Firefox switching to HTTPS Google search by default
Nuttakorn
7:55 pm on Mar 21, 2012 (gmt 0)
Can't imagine how much significant increase of (not provided) - even now it is very high - some of my client reached 17% of not provided keywords. It keeps continue increasing!
That's just.. lame, FireFox getting canibalized by Chrome in 2 years, my pessimistic prediction.
dstiles
10:44 pm on Mar 21, 2012 (gmt 0)
Some time ago I removed G completely from FF. That's how it's going to stay.
Sgt_Kickaxe
6:28 am on Mar 22, 2012 (gmt 0)
What happened to user choice?
The irony - FF moves one step closer to being like G and we lose more options in the process.
martaay
11:24 am on Mar 22, 2012 (gmt 0)
does anyone consider for example if FF goes through with this and IE, chrome follow suit, that us webmasters will in effect be forced to change our websites to use https in order to get this keyword data back?
Nuttakorn
2:06 pm on Mar 22, 2012 (gmt 0)
Anyone plan to switch your site over to https?
dstiles
10:05 pm on Mar 22, 2012 (gmt 0)
A while ago FF dropped G completely. It seems G then offered money...
The problem with https is that it puts a lot more strain on the server. Everything has to be encrypted before being sent, even the images (unless you want browsers telling their users that the page contains non-SSL content, which could frighten people away.

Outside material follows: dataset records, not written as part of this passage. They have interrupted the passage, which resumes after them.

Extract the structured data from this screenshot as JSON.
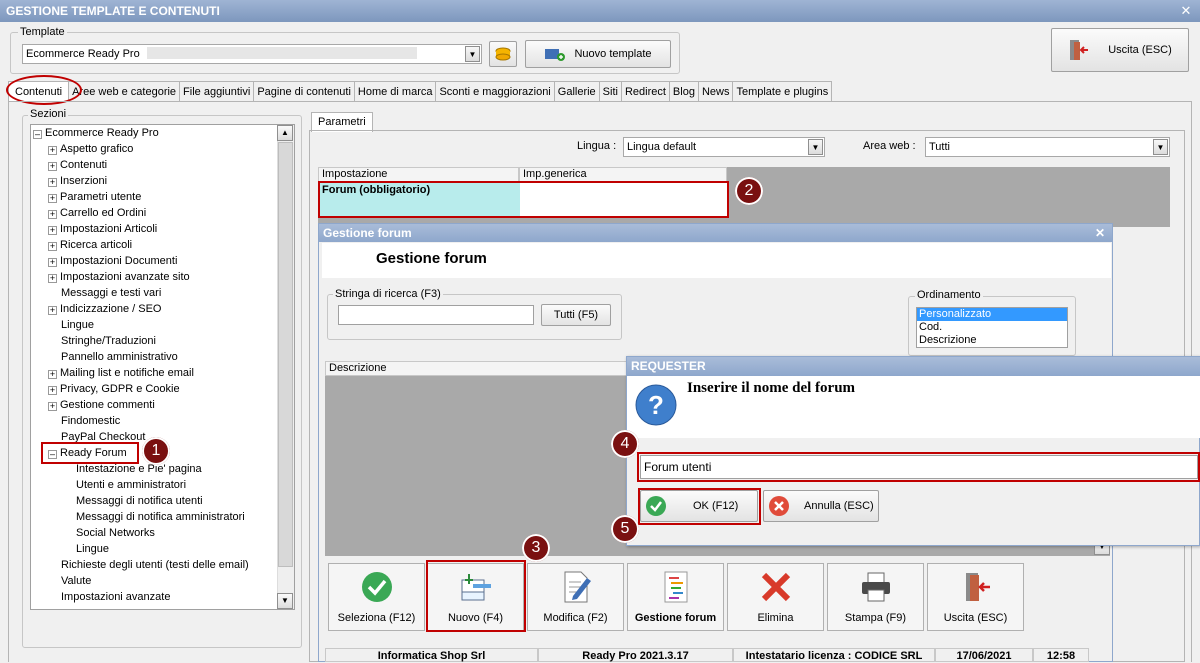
{
  "window": {
    "title": "GESTIONE TEMPLATE E CONTENUTI",
    "close": "✕"
  },
  "template": {
    "group_label": "Template",
    "selected": "Ecommerce Ready Pro",
    "new_template_label": "Nuovo template",
    "exit_label": "Uscita (ESC)"
  },
  "tabs": [
    "Contenuti",
    "Aree web e categorie",
    "File aggiuntivi",
    "Pagine di contenuti",
    "Home di marca",
    "Sconti e maggiorazioni",
    "Gallerie",
    "Siti",
    "Redirect",
    "Blog",
    "News",
    "Template e plugins"
  ],
  "sections": {
    "label": "Sezioni",
    "root": "Ecommerce Ready Pro",
    "items": [
      {
        "label": "Aspetto grafico",
        "expand": true
      },
      {
        "label": "Contenuti",
        "expand": true
      },
      {
        "label": "Inserzioni",
        "expand": true
      },
      {
        "label": "Parametri utente",
        "expand": true
      },
      {
        "label": "Carrello ed Ordini",
        "expand": true
      },
      {
        "label": "Impostazioni Articoli",
        "expand": true
      },
      {
        "label": "Ricerca articoli",
        "expand": true
      },
      {
        "label": "Impostazioni Documenti",
        "expand": true
      },
      {
        "label": "Impostazioni avanzate sito",
        "expand": true
      },
      {
        "label": "Messaggi e testi vari",
        "expand": false
      },
      {
        "label": "Indicizzazione / SEO",
        "expand": true
      },
      {
        "label": "Lingue",
        "expand": false
      },
      {
        "label": "Stringhe/Traduzioni",
        "expand": false
      },
      {
        "label": "Pannello amministrativo",
        "expand": false
      },
      {
        "label": "Mailing list e notifiche email",
        "expand": true
      },
      {
        "label": "Privacy, GDPR e Cookie",
        "expand": true
      },
      {
        "label": "Gestione commenti",
        "expand": true
      },
      {
        "label": "Findomestic",
        "expand": false
      },
      {
        "label": "PayPal Checkout",
        "expand": false
      }
    ],
    "ready_forum": "Ready Forum",
    "children": [
      "Intestazione e Pie' pagina",
      "Utenti e amministratori",
      "Messaggi di notifica utenti",
      "Messaggi di notifica amministratori",
      "Social Networks",
      "Lingue"
    ],
    "after": [
      "Richieste degli utenti (testi delle email)",
      "Valute",
      "Impostazioni avanzate"
    ]
  },
  "params": {
    "tab": "Parametri",
    "lingua_label": "Lingua :",
    "lingua_value": "Lingua default",
    "area_label": "Area web :",
    "area_value": "Tutti",
    "col1": "Impostazione",
    "col2": "Imp.generica",
    "row1": "Forum (obbligatorio)"
  },
  "forum": {
    "title": "Gestione forum",
    "heading": "Gestione forum",
    "search_label": "Stringa di ricerca (F3)",
    "all_button": "Tutti (F5)",
    "order_label": "Ordinamento",
    "order_options": [
      "Personalizzato",
      "Cod.",
      "Descrizione"
    ],
    "desc_col": "Descrizione",
    "buttons": [
      "Seleziona (F12)",
      "Nuovo (F4)",
      "Modifica (F2)",
      "Gestione forum",
      "Elimina",
      "Stampa (F9)",
      "Uscita (ESC)"
    ]
  },
  "requester": {
    "title": "REQUESTER",
    "question": "Inserire il nome del forum",
    "input_value": "Forum utenti",
    "ok": "OK (F12)",
    "cancel": "Annulla (ESC)"
  },
  "status": [
    "Informatica Shop Srl",
    "Ready Pro 2021.3.17",
    "Intestatario licenza : CODICE SRL",
    "17/06/2021",
    "12:58"
  ],
  "badges": [
    "1",
    "2",
    "3",
    "4",
    "5"
  ],
  "colors": {
    "accent_red": "#c00000",
    "badge": "#7a1010",
    "highlight_cell": "#b8ecec",
    "selected": "#3399ff"
  }
}
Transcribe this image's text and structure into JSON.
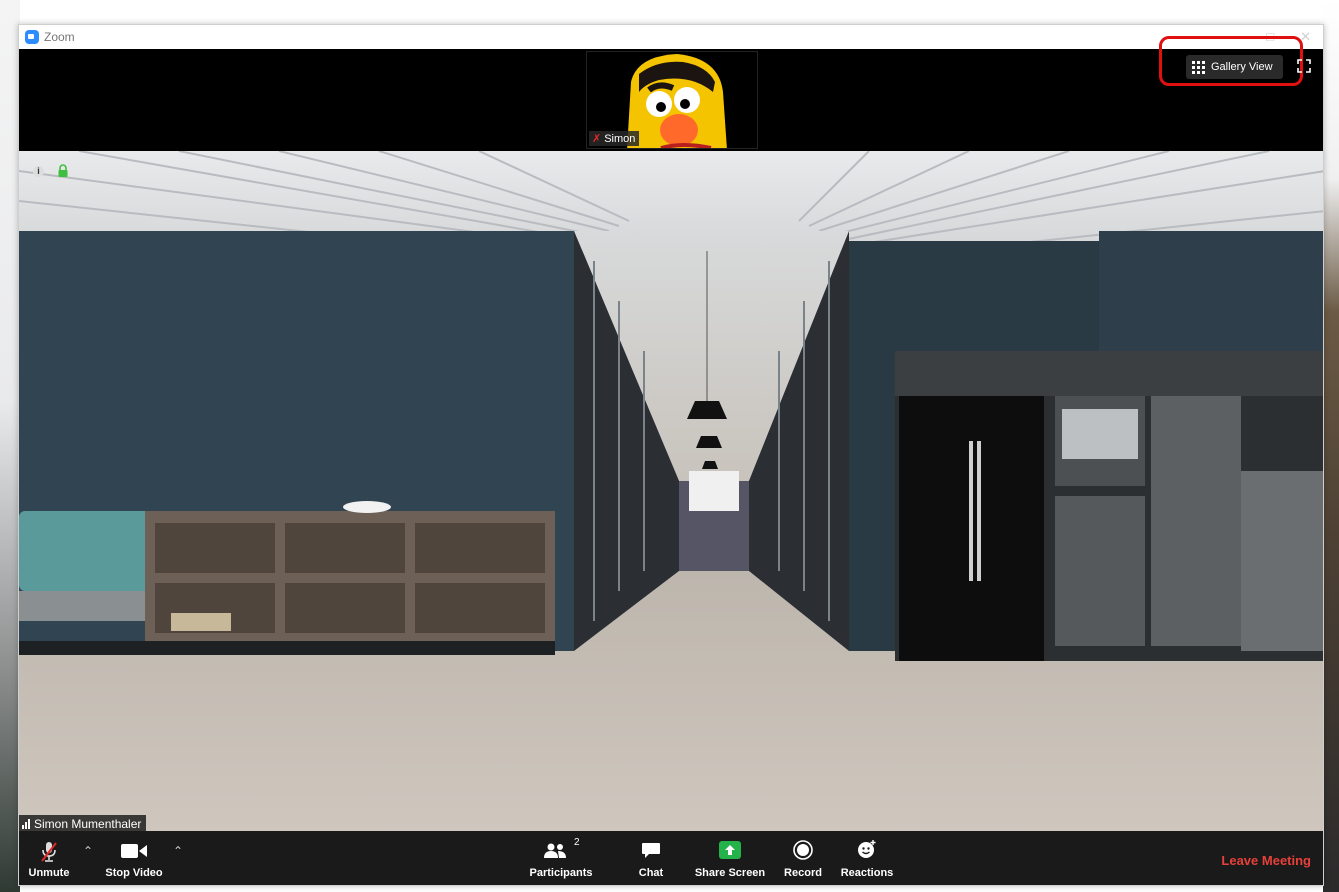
{
  "window": {
    "title": "Zoom"
  },
  "top_strip": {
    "thumbnail_name": "Simon",
    "gallery_view_label": "Gallery View"
  },
  "video": {
    "speaker_name": "Simon Mumenthaler"
  },
  "toolbar": {
    "unmute_label": "Unmute",
    "stop_video_label": "Stop Video",
    "participants_label": "Participants",
    "participants_count": "2",
    "chat_label": "Chat",
    "share_screen_label": "Share Screen",
    "record_label": "Record",
    "reactions_label": "Reactions",
    "leave_label": "Leave Meeting"
  },
  "colors": {
    "leave": "#e8403a",
    "share_screen": "#24b34a",
    "highlight": "#e01010",
    "muted_mic": "#e02828"
  }
}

A lot of DIY web site owners now run straight-from-camera images onto their sites, relying on browsers re-sizing the image on receipt. Very bad all round, but the perpetrators are generally ignorant of the logic behind image control and I suspect some CMS systems don't mention it anywhere obvious. But imagine the server load if those people went SSL - and YOUR computer load as your browser decrypts the images! I've seen whole ecommerce home pages littered with dozens of such images; most (all?), so far, non-SSL.
Aside from that is the cost of SSL certs. If you want a good one it costs. If you settle for cheap ones then the root cert may be compromised by site hijackers and used for exploits: the root cert then gets revoked from the browser's store and there is the hassle of a) moving to another cert supplier or b) relying on all browsers getting a new root cert PDQ. As has recently happened.
Sadly, we seem to be gradually forced down the SSL route.
And also sadly, SSL is not unbreakable. Exploiters are already working on this, with some success as far as I understand.